With UK tenants paying £51.6bn ($72.5bn) in rent in 2017 – a rise of 128% since 2007 – challenger banks should start to implement rent recognition strategies to maximise growth opportunities in the UK mortgage market.
At present, the rent payments of UK tenants are not taken into account by credit reference agencies. With house prices high relative to income levels, stricter lending criteria, and consumers struggling to amass the sizeable deposits required for mortgage approval, the government launched the Rent Recognition Challenge in its 2017 Autumn Budget.
The challenge offered £2m to entrepreneurs “who can develop an application that will record and share [tenants’] rent payment data, helping to improve their credit scores and their chances of getting a mortgage”.

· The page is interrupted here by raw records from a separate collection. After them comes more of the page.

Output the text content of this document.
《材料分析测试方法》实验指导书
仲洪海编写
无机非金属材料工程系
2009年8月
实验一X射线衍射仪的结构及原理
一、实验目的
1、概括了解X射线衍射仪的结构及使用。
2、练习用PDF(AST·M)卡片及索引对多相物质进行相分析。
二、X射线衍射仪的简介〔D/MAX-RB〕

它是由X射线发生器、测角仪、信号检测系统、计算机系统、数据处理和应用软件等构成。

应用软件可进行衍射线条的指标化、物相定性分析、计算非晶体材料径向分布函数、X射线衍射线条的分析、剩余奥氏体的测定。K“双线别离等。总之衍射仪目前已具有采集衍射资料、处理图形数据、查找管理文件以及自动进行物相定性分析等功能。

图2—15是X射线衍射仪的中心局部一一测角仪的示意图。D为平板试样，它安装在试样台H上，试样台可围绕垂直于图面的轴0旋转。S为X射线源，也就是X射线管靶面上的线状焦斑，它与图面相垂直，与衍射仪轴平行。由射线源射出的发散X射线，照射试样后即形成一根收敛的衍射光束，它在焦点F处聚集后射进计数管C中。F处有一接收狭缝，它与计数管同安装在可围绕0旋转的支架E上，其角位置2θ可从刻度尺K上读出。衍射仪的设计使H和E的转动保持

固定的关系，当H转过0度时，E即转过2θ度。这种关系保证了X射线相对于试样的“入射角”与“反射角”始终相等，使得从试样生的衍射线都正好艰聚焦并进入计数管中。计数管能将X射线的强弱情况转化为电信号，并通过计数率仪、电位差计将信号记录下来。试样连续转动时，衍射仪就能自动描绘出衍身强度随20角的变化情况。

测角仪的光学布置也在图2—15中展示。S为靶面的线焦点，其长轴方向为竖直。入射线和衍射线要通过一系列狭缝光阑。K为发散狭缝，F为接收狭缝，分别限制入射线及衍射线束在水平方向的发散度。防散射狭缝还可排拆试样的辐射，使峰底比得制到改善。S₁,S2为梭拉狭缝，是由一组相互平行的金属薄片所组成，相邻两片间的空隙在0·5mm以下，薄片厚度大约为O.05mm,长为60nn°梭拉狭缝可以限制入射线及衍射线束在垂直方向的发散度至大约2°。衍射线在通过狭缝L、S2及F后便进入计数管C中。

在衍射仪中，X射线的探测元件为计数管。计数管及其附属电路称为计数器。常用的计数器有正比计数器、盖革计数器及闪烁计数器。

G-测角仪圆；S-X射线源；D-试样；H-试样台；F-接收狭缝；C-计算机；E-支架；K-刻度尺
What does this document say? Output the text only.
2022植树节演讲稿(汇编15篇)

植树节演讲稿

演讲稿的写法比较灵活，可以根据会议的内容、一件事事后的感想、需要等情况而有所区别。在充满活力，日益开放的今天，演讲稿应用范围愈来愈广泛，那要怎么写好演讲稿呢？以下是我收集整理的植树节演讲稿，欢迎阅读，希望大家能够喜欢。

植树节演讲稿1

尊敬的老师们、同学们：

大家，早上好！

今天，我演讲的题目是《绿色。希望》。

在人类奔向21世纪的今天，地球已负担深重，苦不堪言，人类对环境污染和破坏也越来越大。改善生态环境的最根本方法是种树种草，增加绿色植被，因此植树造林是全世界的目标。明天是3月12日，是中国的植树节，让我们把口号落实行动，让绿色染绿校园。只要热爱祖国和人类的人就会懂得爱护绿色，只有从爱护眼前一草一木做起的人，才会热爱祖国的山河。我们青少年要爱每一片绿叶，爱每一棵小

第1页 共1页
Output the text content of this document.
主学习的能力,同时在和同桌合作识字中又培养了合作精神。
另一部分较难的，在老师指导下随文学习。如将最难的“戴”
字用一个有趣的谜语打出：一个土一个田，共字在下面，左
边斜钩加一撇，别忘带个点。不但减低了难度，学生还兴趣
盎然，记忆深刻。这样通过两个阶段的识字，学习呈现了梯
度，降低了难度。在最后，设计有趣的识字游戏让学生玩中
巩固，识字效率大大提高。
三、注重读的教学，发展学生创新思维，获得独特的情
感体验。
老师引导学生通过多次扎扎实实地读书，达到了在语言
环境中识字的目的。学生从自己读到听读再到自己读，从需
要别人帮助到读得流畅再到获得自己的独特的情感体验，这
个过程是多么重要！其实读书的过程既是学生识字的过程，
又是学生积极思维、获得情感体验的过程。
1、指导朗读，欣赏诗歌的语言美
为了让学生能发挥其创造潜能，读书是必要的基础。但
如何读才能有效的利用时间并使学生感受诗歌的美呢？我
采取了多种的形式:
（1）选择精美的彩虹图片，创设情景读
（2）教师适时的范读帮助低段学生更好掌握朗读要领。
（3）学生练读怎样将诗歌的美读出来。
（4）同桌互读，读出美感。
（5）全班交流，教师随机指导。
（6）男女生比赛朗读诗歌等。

Given that near-term prospects for wage growth are expected to be flat or minimal, house prices are set to remain high, and lending criteria is unlikely to be relaxed, the picture for many aspiring homeowners is far from ideal.
Two digital challenger banks, Monzo and Starling Bank, have recognised the opportunity to service this currently underserved segment by integrating their banking platforms with CreditLadder via the Open Banking compliant APIs.
CreditLadder reads users’ monthly rent payments and then passes the data on to Experian, a leading credit reference agency.
In doing so, customers are able to boost their credit rating much faster because CreditLadder enables them to have their biggest single outgoing captured in their credit history.
For banks seeking to build relationships with aspiring mortgage holders, offering services such as this could be an excellent way to cement existing relationships and acquire new customers. Challenger banks in particular must offer useful, unique propositions if they are to grow their customer base.